Esta mañana desayunaba con la noticia de que el triunfito se corta los rizos y donará los beneficios de los derechos de autor de una de sus canciones a una ONG. Respecto al tema de los rizos, él sabrá. Después de que la princesa Amidala cambiara las ensaimadas orejeras por la pelusilla al uno, estos actos de contricción ya no me abruman.
Pero la frase “los beneficios de los derechos de autor” ya sí que me produce una cierta urticaria, y no sólo porque los derechos de autor sean o no de Bisbal (que ya sería raro, pero como no lo sé, no lo afirmo). Cuando uno dice “los beneficios de algo” siempre da a entender de que “hay que cubrir los gastos”. Los gastos de los derechos de autor son los propios de gestión, es decir, los de la SGAE. Luego la SGAE, descontado lo suyo, paga a Bisbal (o al autor) el resto, y de ahí, a la ONG.
No sé los términos del acuerdo. Aun así, lo que la noticia deja entrever es que las entidades de gestión de los derechos de autor (mayormente la SGAE) se preocupan por temas sociales, cuando básicamente lo que hacen es preocuparse de ellas mismas. Si el titular fuera “donará los derechos de autor” me parecería incluso perfecto, pero lo de “donará los beneficios” deja más patentes las formas de actuar de cada uno. Quizás la culpa no sea, esta vez, de la SGAE, y sí del titular periodístico, pero anda que no es sospechoso. Y si me equivoco, estaré encantado de reconocerlo y seré el primero en alabar tan bella acción.
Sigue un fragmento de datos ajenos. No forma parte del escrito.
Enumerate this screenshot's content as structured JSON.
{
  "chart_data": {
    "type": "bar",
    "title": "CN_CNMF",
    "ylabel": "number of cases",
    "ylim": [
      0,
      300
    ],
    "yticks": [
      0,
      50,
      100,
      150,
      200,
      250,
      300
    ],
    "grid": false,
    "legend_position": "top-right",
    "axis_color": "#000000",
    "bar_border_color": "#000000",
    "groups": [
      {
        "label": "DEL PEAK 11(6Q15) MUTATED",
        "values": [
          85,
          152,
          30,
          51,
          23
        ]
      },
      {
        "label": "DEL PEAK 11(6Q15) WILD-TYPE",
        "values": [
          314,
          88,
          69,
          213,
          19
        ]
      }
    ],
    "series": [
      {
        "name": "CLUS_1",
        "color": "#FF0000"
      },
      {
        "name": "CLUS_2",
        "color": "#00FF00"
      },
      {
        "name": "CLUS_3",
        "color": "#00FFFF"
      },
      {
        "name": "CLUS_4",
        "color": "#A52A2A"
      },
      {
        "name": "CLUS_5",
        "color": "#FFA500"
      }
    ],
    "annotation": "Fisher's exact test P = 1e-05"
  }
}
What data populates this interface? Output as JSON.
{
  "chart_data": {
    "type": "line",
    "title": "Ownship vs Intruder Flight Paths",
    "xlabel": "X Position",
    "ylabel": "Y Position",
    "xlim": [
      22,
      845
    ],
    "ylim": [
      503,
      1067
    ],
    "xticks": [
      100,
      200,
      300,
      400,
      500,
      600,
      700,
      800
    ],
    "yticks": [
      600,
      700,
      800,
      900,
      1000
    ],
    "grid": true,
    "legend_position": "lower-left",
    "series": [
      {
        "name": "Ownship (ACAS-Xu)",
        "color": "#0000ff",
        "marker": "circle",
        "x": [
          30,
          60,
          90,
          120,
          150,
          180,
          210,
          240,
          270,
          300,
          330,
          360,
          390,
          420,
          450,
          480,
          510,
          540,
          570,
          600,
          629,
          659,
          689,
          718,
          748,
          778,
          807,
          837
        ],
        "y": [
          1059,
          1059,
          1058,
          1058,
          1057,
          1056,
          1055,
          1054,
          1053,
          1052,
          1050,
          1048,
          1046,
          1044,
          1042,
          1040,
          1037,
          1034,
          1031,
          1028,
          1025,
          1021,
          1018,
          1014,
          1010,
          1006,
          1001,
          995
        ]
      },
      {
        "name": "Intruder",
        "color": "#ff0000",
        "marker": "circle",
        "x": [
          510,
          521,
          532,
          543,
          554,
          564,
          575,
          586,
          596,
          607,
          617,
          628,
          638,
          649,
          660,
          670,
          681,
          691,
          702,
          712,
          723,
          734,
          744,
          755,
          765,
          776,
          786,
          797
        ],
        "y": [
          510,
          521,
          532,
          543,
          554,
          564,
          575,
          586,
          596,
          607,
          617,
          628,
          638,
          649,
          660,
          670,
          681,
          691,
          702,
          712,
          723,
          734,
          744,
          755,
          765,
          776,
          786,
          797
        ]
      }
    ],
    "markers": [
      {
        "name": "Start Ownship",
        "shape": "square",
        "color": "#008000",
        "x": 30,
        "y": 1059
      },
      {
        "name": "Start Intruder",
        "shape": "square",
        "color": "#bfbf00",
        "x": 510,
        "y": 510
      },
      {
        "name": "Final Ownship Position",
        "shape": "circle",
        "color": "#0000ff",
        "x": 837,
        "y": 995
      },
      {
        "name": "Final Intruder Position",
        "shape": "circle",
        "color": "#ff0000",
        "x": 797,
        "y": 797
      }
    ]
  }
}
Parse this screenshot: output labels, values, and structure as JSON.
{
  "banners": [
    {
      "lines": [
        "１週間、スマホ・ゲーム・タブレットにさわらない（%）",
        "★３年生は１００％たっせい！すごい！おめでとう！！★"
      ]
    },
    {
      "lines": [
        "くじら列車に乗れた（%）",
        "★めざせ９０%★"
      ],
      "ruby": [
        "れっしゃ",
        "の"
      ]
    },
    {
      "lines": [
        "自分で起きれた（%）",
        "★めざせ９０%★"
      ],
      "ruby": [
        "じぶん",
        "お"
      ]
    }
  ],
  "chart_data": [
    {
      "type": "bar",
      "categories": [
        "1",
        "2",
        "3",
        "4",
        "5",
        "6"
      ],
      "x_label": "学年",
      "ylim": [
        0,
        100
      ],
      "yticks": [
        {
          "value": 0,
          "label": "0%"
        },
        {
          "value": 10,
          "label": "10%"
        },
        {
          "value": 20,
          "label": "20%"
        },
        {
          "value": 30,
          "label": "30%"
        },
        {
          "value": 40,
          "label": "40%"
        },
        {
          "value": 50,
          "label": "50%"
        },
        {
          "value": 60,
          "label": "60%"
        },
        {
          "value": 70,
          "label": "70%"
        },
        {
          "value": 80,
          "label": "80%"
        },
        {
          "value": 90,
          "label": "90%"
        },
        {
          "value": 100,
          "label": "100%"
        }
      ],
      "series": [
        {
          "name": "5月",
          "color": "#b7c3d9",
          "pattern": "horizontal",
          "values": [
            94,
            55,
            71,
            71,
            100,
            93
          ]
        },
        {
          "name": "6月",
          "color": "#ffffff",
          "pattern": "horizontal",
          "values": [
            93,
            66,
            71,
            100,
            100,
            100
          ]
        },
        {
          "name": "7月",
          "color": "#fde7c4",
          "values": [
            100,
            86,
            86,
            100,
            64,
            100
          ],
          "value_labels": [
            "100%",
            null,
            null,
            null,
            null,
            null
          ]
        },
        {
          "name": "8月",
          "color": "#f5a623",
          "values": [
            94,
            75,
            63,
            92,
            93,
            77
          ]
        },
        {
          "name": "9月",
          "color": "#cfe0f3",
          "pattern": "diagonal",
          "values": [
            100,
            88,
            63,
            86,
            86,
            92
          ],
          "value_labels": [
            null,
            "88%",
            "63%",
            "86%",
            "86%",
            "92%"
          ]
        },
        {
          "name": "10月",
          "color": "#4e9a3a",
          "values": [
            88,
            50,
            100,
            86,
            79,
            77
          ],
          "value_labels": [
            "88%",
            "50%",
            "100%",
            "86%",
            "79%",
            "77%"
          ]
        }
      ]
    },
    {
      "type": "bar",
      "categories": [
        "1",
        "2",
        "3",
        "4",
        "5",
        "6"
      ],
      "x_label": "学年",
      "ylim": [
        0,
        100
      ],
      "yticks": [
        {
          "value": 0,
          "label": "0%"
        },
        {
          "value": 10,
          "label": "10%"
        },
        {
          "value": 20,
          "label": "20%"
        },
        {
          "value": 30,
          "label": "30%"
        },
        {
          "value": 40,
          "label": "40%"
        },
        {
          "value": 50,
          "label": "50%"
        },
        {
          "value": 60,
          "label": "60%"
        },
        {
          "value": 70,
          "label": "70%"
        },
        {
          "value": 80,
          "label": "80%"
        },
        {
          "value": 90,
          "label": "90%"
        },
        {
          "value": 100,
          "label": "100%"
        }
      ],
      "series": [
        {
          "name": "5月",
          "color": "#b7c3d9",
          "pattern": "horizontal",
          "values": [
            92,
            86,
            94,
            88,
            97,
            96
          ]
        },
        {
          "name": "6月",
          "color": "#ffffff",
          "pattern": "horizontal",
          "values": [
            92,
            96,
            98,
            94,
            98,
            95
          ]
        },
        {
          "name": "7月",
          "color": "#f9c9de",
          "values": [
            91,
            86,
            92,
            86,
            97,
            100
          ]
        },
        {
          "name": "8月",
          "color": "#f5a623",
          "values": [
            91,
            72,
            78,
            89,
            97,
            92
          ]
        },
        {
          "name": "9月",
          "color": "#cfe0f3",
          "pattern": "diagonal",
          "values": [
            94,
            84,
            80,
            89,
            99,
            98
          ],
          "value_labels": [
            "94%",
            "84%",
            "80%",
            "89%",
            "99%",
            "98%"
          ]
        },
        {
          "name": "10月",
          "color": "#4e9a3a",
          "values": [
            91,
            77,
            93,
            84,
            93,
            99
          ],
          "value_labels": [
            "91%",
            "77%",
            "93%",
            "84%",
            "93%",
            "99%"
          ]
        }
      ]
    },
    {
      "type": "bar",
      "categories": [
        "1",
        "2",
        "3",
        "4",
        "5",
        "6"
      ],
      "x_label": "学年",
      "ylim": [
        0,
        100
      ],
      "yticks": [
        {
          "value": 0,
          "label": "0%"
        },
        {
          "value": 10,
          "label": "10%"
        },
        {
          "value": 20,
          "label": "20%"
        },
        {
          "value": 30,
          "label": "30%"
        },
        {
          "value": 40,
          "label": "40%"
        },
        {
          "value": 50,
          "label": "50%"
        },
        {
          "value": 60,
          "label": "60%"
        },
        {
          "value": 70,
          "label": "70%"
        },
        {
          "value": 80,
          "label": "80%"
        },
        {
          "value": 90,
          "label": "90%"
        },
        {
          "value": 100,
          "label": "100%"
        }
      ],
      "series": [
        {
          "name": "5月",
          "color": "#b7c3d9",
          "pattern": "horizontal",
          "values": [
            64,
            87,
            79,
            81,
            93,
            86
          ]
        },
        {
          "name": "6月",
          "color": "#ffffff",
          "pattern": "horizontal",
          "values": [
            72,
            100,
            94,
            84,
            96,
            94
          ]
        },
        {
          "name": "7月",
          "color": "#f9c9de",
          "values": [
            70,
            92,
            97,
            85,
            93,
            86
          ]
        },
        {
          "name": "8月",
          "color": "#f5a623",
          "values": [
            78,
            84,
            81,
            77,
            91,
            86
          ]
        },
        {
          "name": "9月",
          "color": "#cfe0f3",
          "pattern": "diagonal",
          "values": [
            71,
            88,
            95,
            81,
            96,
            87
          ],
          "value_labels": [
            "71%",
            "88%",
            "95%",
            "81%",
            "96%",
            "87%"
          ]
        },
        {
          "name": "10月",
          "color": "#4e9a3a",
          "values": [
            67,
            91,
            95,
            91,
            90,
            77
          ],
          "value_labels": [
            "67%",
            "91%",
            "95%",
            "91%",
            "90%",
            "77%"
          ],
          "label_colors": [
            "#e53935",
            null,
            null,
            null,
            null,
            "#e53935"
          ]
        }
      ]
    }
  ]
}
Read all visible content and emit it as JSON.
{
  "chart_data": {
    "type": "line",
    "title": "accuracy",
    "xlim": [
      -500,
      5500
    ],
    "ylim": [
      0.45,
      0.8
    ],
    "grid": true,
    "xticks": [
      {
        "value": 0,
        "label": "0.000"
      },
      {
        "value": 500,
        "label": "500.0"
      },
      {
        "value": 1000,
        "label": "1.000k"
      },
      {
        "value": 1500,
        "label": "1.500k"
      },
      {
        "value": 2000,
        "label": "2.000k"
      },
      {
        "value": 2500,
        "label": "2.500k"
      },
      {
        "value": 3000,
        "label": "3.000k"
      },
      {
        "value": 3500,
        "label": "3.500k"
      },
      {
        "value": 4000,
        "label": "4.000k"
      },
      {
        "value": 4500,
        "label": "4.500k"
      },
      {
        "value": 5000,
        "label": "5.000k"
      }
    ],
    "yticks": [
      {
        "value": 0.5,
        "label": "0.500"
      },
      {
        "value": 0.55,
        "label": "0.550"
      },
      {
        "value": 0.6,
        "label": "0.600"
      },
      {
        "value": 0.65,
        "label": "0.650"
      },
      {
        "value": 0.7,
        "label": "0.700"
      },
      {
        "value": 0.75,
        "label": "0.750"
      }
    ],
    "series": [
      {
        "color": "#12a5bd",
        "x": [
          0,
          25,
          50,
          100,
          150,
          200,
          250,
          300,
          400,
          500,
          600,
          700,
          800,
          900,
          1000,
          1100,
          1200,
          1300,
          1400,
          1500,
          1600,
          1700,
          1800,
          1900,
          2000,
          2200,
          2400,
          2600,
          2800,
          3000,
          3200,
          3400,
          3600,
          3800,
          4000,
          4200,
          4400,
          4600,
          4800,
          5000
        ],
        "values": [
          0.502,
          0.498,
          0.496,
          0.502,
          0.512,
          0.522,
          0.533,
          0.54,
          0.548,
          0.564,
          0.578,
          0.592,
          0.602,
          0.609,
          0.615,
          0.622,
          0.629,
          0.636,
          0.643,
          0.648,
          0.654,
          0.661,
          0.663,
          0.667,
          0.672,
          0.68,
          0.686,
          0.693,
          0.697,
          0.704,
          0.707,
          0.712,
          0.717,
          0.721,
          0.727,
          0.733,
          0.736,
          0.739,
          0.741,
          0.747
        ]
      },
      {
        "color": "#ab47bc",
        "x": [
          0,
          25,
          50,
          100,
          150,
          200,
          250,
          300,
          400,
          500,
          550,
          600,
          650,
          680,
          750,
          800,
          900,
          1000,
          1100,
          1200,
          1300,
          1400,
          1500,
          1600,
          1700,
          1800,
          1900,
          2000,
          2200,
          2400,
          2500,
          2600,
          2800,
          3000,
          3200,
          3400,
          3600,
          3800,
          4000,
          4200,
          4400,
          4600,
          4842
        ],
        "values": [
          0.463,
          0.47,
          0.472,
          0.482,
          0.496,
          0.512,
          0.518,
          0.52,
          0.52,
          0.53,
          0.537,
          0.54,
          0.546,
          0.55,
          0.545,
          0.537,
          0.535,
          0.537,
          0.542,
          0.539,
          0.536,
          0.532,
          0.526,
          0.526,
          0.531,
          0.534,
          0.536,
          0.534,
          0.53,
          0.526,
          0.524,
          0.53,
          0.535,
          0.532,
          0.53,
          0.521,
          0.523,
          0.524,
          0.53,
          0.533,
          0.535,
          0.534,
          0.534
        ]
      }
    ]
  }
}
Pero no lo digo porque sí. A modo de ejemplo, hará cosa de cuatro años, en un concierto benéfico, el autor me firmó una hoja que decía que renunciaba al cobro de los derechos de autor producidos en ese concierto, y la SGAE, a través de su inspector, me dijo que sí, que estupendo, que el autor renunciaba, pero la SGAE no, así que me devolverían no el 100% de los derechos, sino el 83%, ya que a su 17% ellos no renunciaban (después de pagar el 100%, no nos olvidemos). Y así hicieron. Pagué el 100% y me devolvieron el 83%. Como veis, ni por fines sociales ni por cualquier otra causa.